Totals: SPEEDWAY 4 Plus scores 36, HILEY Tiger 8 Pro scores 16.
Based on the scoring, the SPEEDWAY 4 Plus is our overall winner. In daily use, the SPEEDWAY 4 Plus simply feels like the more rounded companion: it asks less of your body, less of your nerves and lets you just ride without constantly glancing at the battery or the road surface. The HILEY Tiger 8 Pro is the cheekier, wilder option that will make you laugh out loud on the right streets, but it also reminds you of its compromises every time the tarmac gets ugly or the weather turns.
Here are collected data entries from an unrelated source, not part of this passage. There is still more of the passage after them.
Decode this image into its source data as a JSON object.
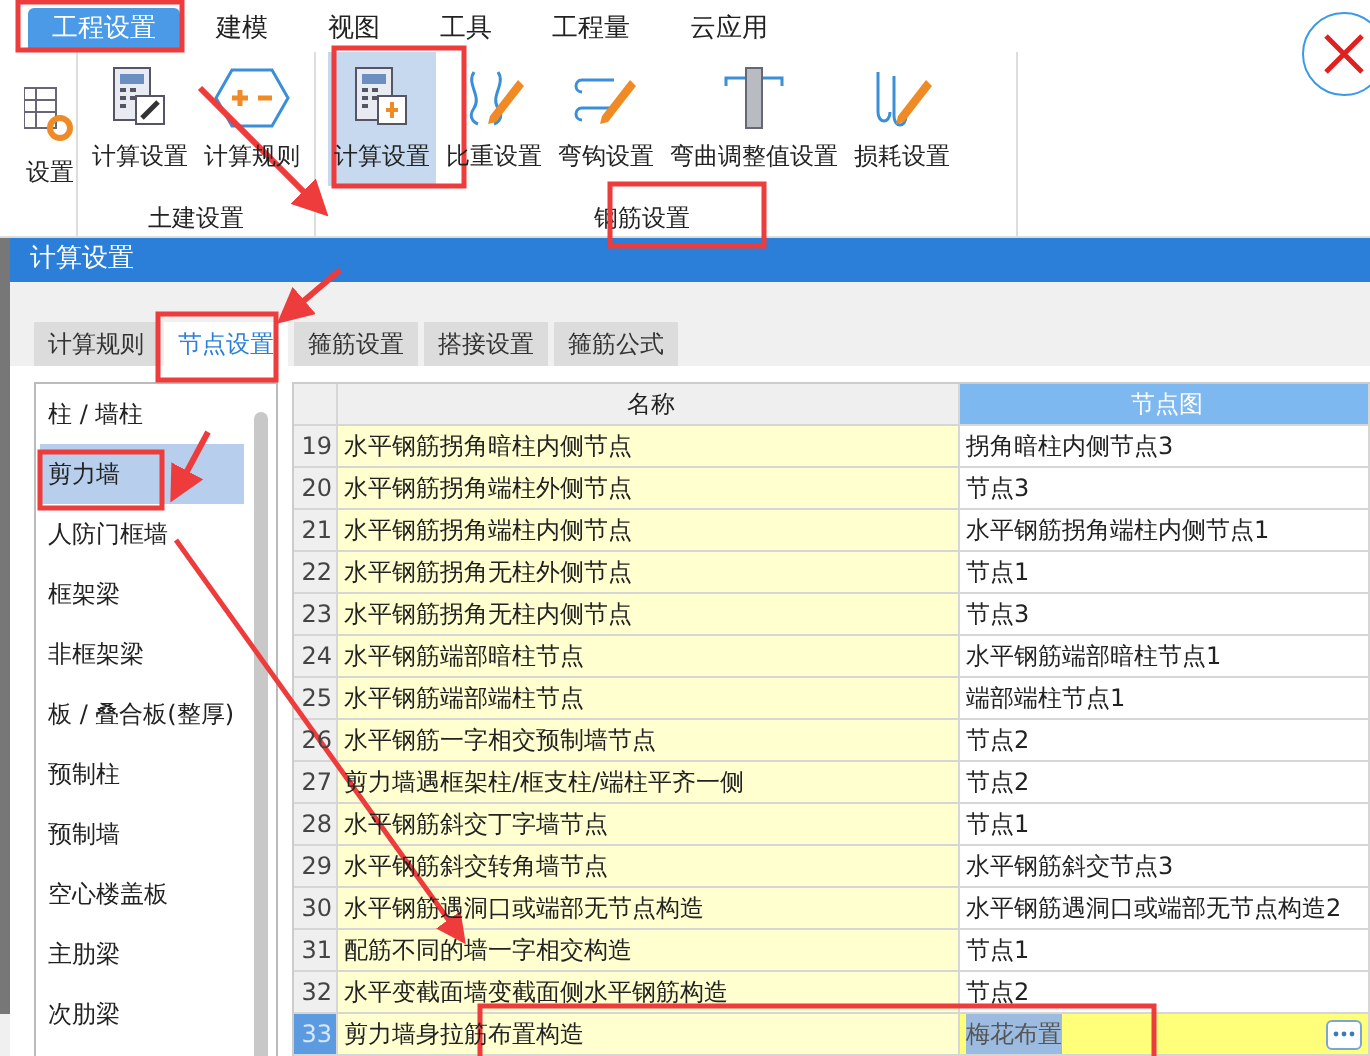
{
  "menu": [
    {
      "label": "工程设置",
      "selected": true
    },
    {
      "label": "建模",
      "selected": false
    },
    {
      "label": "视图",
      "selected": false
    },
    {
      "label": "工具",
      "selected": false
    },
    {
      "label": "工程量",
      "selected": false
    },
    {
      "label": "云应用",
      "selected": false
    }
  ],
  "ribbon": {
    "leading_button": {
      "label": "设置",
      "kind": "table-gear"
    },
    "groups": [
      {
        "label": "土建设置",
        "buttons": [
          {
            "label": "计算设置",
            "kind": "calc-wrench",
            "selected": false
          },
          {
            "label": "计算规则",
            "kind": "plus-minus",
            "selected": false
          }
        ]
      },
      {
        "label": "钢筋设置",
        "buttons": [
          {
            "label": "计算设置",
            "kind": "calc-plus",
            "selected": true
          },
          {
            "label": "比重设置",
            "kind": "bracket-pencil",
            "selected": false
          },
          {
            "label": "弯钩设置",
            "kind": "hook-pencil",
            "selected": false
          },
          {
            "label": "弯曲调整值设置",
            "kind": "column",
            "selected": false
          },
          {
            "label": "损耗设置",
            "kind": "hooks-pencil",
            "selected": false
          }
        ]
      }
    ]
  },
  "dialog": {
    "title": "计算设置",
    "tabs": [
      {
        "label": "计算规则",
        "selected": false
      },
      {
        "label": "节点设置",
        "selected": true
      },
      {
        "label": "箍筋设置",
        "selected": false
      },
      {
        "label": "搭接设置",
        "selected": false
      },
      {
        "label": "箍筋公式",
        "selected": false
      }
    ],
    "categories": [
      {
        "label": "柱 / 墙柱",
        "selected": false
      },
      {
        "label": "剪力墙",
        "selected": true
      },
      {
        "label": "人防门框墙",
        "selected": false
      },
      {
        "label": "框架梁",
        "selected": false
      },
      {
        "label": "非框架梁",
        "selected": false
      },
      {
        "label": "板 / 叠合板(整厚)",
        "selected": false
      },
      {
        "label": "预制柱",
        "selected": false
      },
      {
        "label": "预制墙",
        "selected": false
      },
      {
        "label": "空心楼盖板",
        "selected": false
      },
      {
        "label": "主肋梁",
        "selected": false
      },
      {
        "label": "次肋梁",
        "selected": false
      }
    ],
    "table": {
      "columns": [
        {
          "label": "名称",
          "selected": false
        },
        {
          "label": "节点图",
          "selected": true
        }
      ],
      "rows": [
        {
          "number": "19",
          "name": "水平钢筋拐角暗柱内侧节点",
          "node": "拐角暗柱内侧节点3",
          "selected": false
        },
        {
          "number": "20",
          "name": "水平钢筋拐角端柱外侧节点",
          "node": "节点3",
          "selected": false
        },
        {
          "number": "21",
          "name": "水平钢筋拐角端柱内侧节点",
          "node": "水平钢筋拐角端柱内侧节点1",
          "selected": false
        },
        {
          "number": "22",
          "name": "水平钢筋拐角无柱外侧节点",
          "node": "节点1",
          "selected": false
        },
        {
          "number": "23",
          "name": "水平钢筋拐角无柱内侧节点",
          "node": "节点3",
          "selected": false
        },
        {
          "number": "24",
          "name": "水平钢筋端部暗柱节点",
          "node": "水平钢筋端部暗柱节点1",
          "selected": false
        },
        {
          "number": "25",
          "name": "水平钢筋端部端柱节点",
          "node": "端部端柱节点1",
          "selected": false
        },
        {
          "number": "26",
          "name": "水平钢筋一字相交预制墙节点",
          "node": "节点2",
          "selected": false
        },
        {
          "number": "27",
          "name": "剪力墙遇框架柱/框支柱/端柱平齐一侧",
          "node": "节点2",
          "selected": false
        },
        {
          "number": "28",
          "name": "水平钢筋斜交丁字墙节点",
          "node": "节点1",
          "selected": false
        },
        {
          "number": "29",
          "name": "水平钢筋斜交转角墙节点",
          "node": "水平钢筋斜交节点3",
          "selected": false
        },
        {
          "number": "30",
          "name": "水平钢筋遇洞口或端部无节点构造",
          "node": "水平钢筋遇洞口或端部无节点构造2",
          "selected": false
        },
        {
          "number": "31",
          "name": "配筋不同的墙一字相交构造",
          "node": "节点1",
          "selected": false
        },
        {
          "number": "32",
          "name": "水平变截面墙变截面侧水平钢筋构造",
          "node": "节点2",
          "selected": false
        },
        {
          "number": "33",
          "name": "剪力墙身拉筋布置构造",
          "node": "梅花布置",
          "selected": true
        }
      ]
    }
  }
}
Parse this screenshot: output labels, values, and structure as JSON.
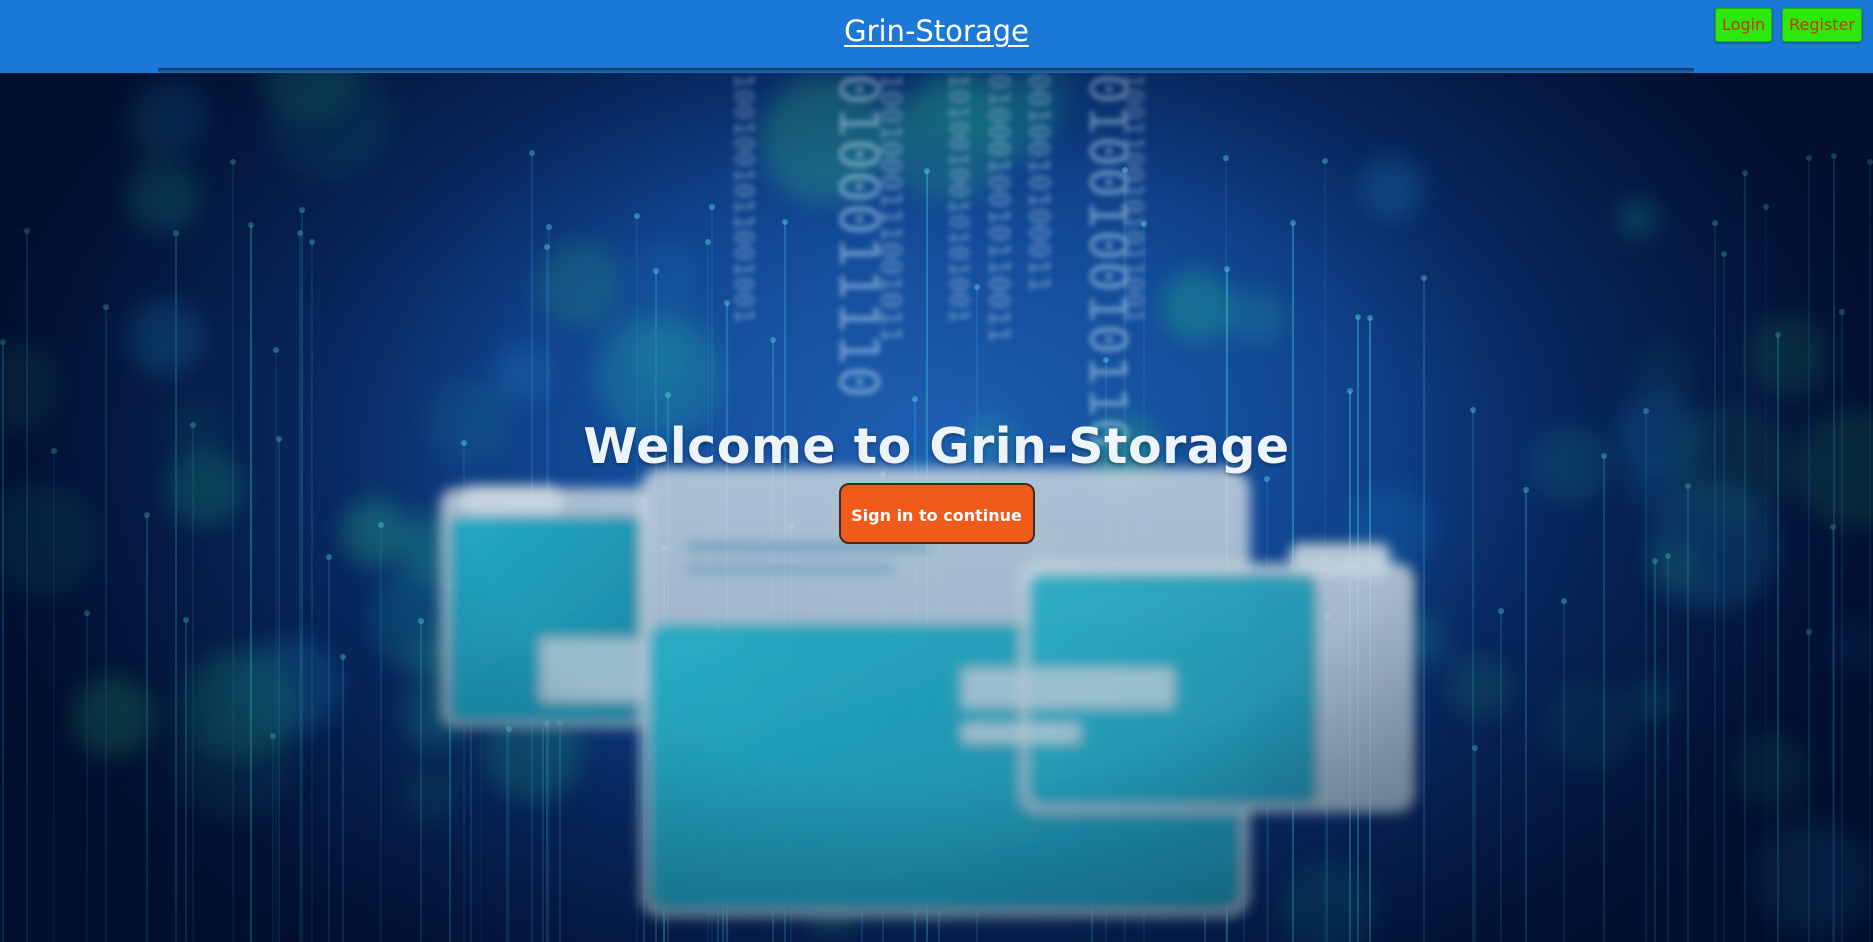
{
  "header": {
    "brand": "Grin-Storage",
    "login_label": "Login",
    "register_label": "Register"
  },
  "hero": {
    "title": "Welcome to Grin-Storage",
    "cta_label": "Sign in to continue"
  },
  "colors": {
    "header_bg": "#1b78d6",
    "auth_button_bg": "#2de80e",
    "auth_button_text": "#c23b10",
    "cta_bg": "#f25a1b"
  },
  "background": {
    "binary_columns": [
      "1001001011001001",
      "0100011110",
      "1001000111001011",
      "1010010010101001",
      "0100010010110011",
      "0010010100011",
      "010010010110",
      "1001100101011001"
    ]
  }
}
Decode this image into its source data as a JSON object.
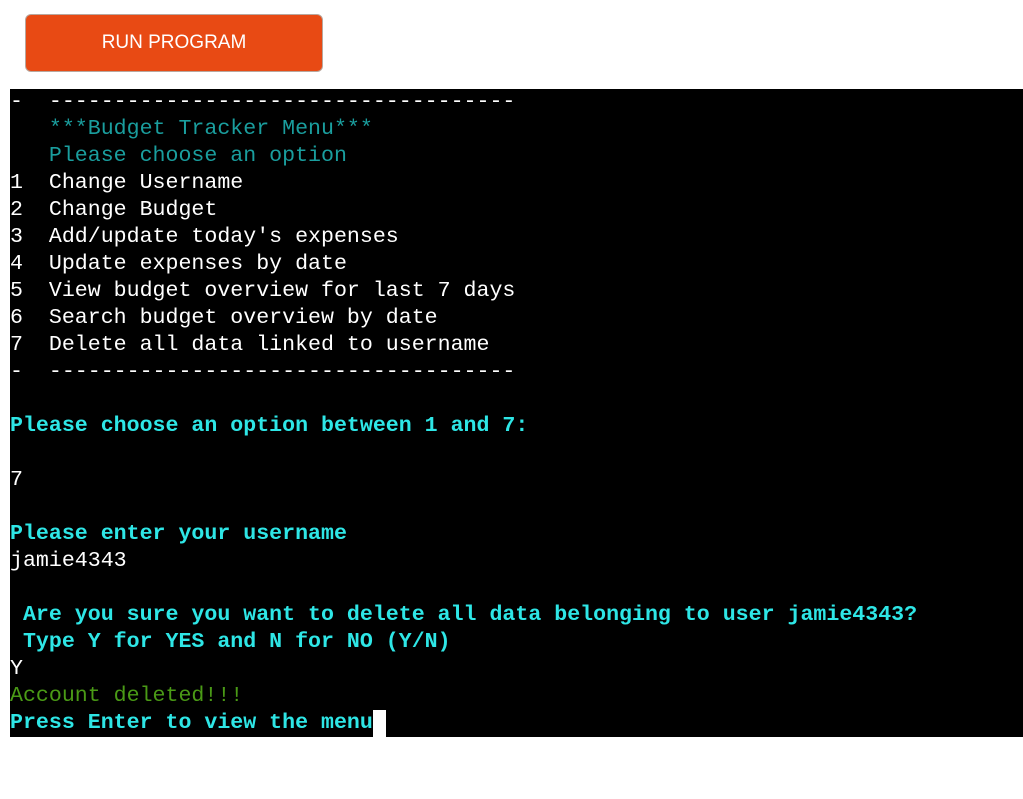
{
  "header": {
    "run_button_label": "RUN PROGRAM"
  },
  "terminal": {
    "lines": [
      "-  ------------------------------------",
      "   ***Budget Tracker Menu***",
      "   Please choose an option",
      "1  Change Username",
      "2  Change Budget",
      "3  Add/update today's expenses",
      "4  Update expenses by date",
      "5  View budget overview for last 7 days",
      "6  Search budget overview by date",
      "7  Delete all data linked to username",
      "-  ------------------------------------",
      "",
      "Please choose an option between 1 and 7:",
      "",
      "7",
      "",
      "Please enter your username",
      "jamie4343",
      "",
      " Are you sure you want to delete all data belonging to user jamie4343?",
      " Type Y for YES and N for NO (Y/N)",
      "Y",
      "Account deleted!!!",
      "Press Enter to view the menu"
    ]
  }
}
If your riding life is made of long, varied journeys, the Speedway's calm competence wins; if it's short, steep and you live for that hard shove in the back, the Tiger will absolutely scratch that itch - just know exactly what you're trading away for that grin.
That's our verdict when we try to stay objective – but hey, riding is mostly about emotions anyway, so pick the one that will make you look forward to your commute every single day.